Isaac Villamizar
El Presidencialismo clásico es una forma de gobierno donde, establecida una división de poderes entre el ejecutivo, legislativo y judicial, el Jefe del Ejecutivo resulta electo por el sufragio universal y directo. Este tipo de elección le confiere una gran autoridad y lo coloca a la misma altura que el Parlamento, puesto que ambos emanan de la soberanía popular. Sin embargo, establecida la separación de poderes entre el ejecutivo, legislativo y judicial, en el régimen presidencial el Jefe de Estado, además de ostentar la representación formal del país, es también parte activa del Poder Ejecutivo como Jefe de Gobierno. Esto crea expectativas populares exageradas. No en vano las Constituciones presidencialistas tienen por un lado el propósito de crear un Poder Ejecutivo poderoso y estable, con legitimidad popular, y por otro lado muestran desconfianza hacia la personalización del poder y el caudillismo, a fin de no convertirse en autoritarismo. La cultura política ha legitimado el control de ese ejercicio a los militares.
En el Presidencialismo el estilo de hacer política es algo particular. Como el Presidente representa a la Nación, al Gobierno, a un opción política partidista y a sus electores, sin permitir diferenciación de roles, con su inevitable posición estructural e institucional, el pueblo coloca en él más poder del que realmente tiene y le endosa todas sus esperanzas.
Todos los regímenes políticos dependen de la capacidad de sus gobernantes para el ejercicio de la gestión pública, para inspirar confianza, para conocer los límites de su poder y para lograr un consenso mínimo. Sin embargo, en América Latina, el presidencialismo que devino del modelo norteamericano, se adaptó a la crisis de la democracia y a la necesidad de otorgarle al Jefe del Ejecutivo poderes amplios debido a la situación de subdesarrollo de estas regiones, paralelamente con la necesidad de limitarlo en sus atribuciones, a fin de evitar arbitrariedades y abusos de poder. En la práctica, lo que ha ocurrido es que el autoritarismo presidencial ha llenado la tradición política latinoamericana. Se espera que la figura presidencial sea fuerte y paternalista, pero no tirana. La escasa madurez política ha llevado a la tendencia de personalizar el poder y a su vez el Presidente logra manejar el Congreso a través de los partidos y la corrupción. A esto se le agrega las competencias legislativas de los presidentes latinoamericanos habilitados por el Congreso. El Presidencialismo en Venezuela es amplio pues concentra atribuciones, competencias y poderes de designación, reglamentarios, habilitantes, organizativos y de dirección política. Hoy es el eje del sistema del Estado, donde la separación de poderes es prácticamente nula. Si bien las Constituciones en Venezuela se han adaptado a los intereses de los caudillos y del omnipotente Presidente, la vigente, siendo una Constitución presidencialista – no hay sino que ver las atribuciones del Artículo 236 constitucional –, es notoria la ausencia de hecho y de derecho de controles populares, políticos, administrativos y presupuestarios sobre la figura presidencial, alterándose incluso de facto los postulados normativos que en esta materia existen.

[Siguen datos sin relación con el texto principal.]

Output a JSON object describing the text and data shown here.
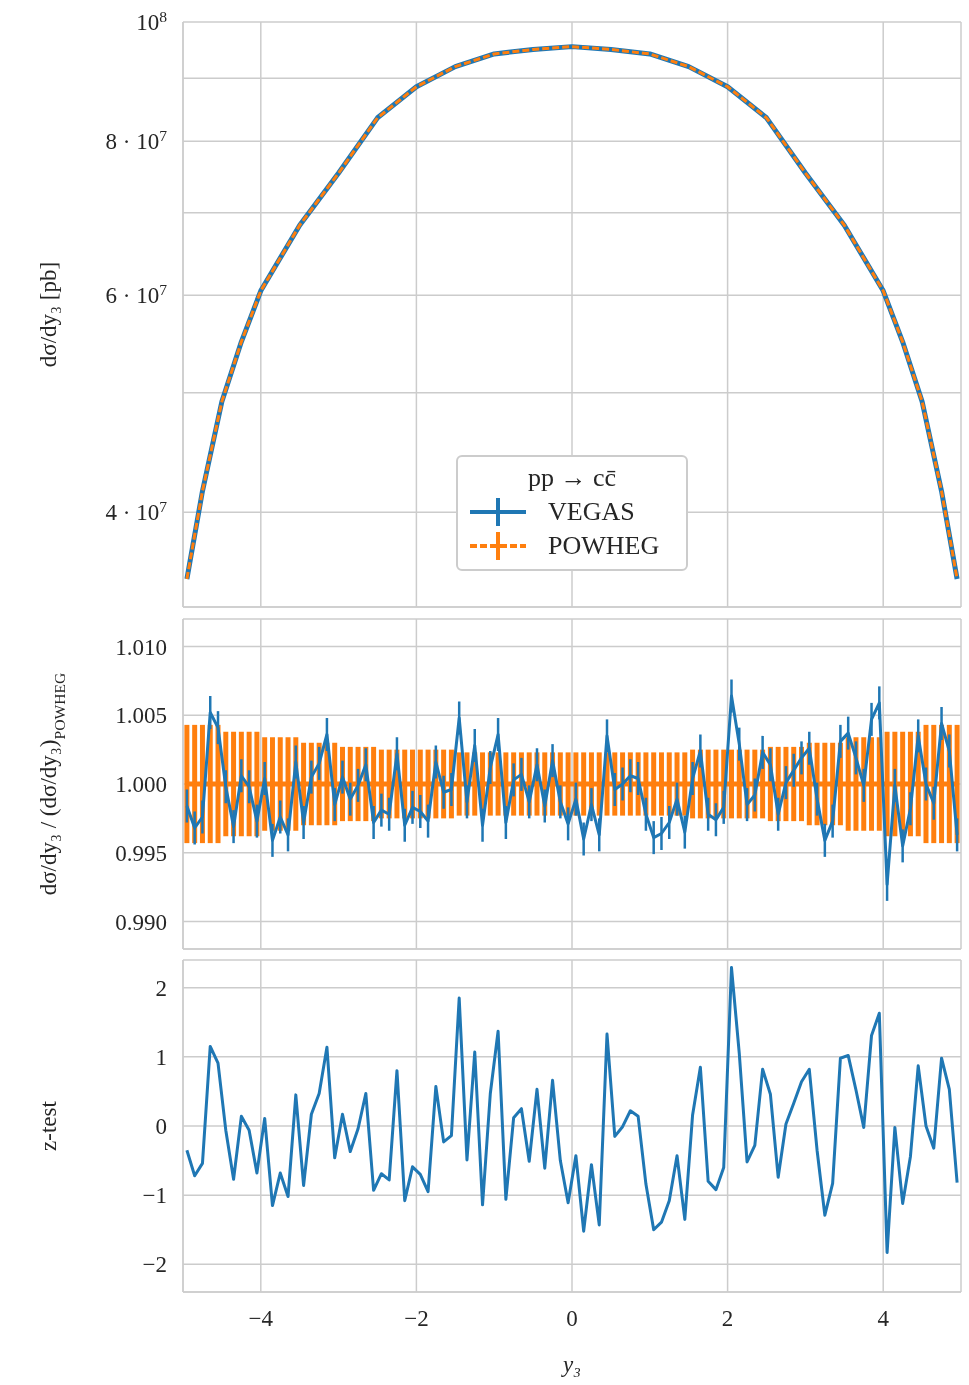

Venezuela no sabe a dónde ir, con o sin Presidente. Se quedó sin paternalismo y cuando lo tiene es humillada. Es que una sola figura está por encima de las instituciones, que no hallan el camino a seguir. Ya lo dijo recientemente Andrés Oppenheimer, refiriéndose al caso venezolano: “¿Uds. saben cómo se llama el Presidente de Suiza o el Presidente de Noruega? Yo tampoco lo sé. Los países que mejor funcionan no son donde son fuertes los gobernantes, sino las instituciones."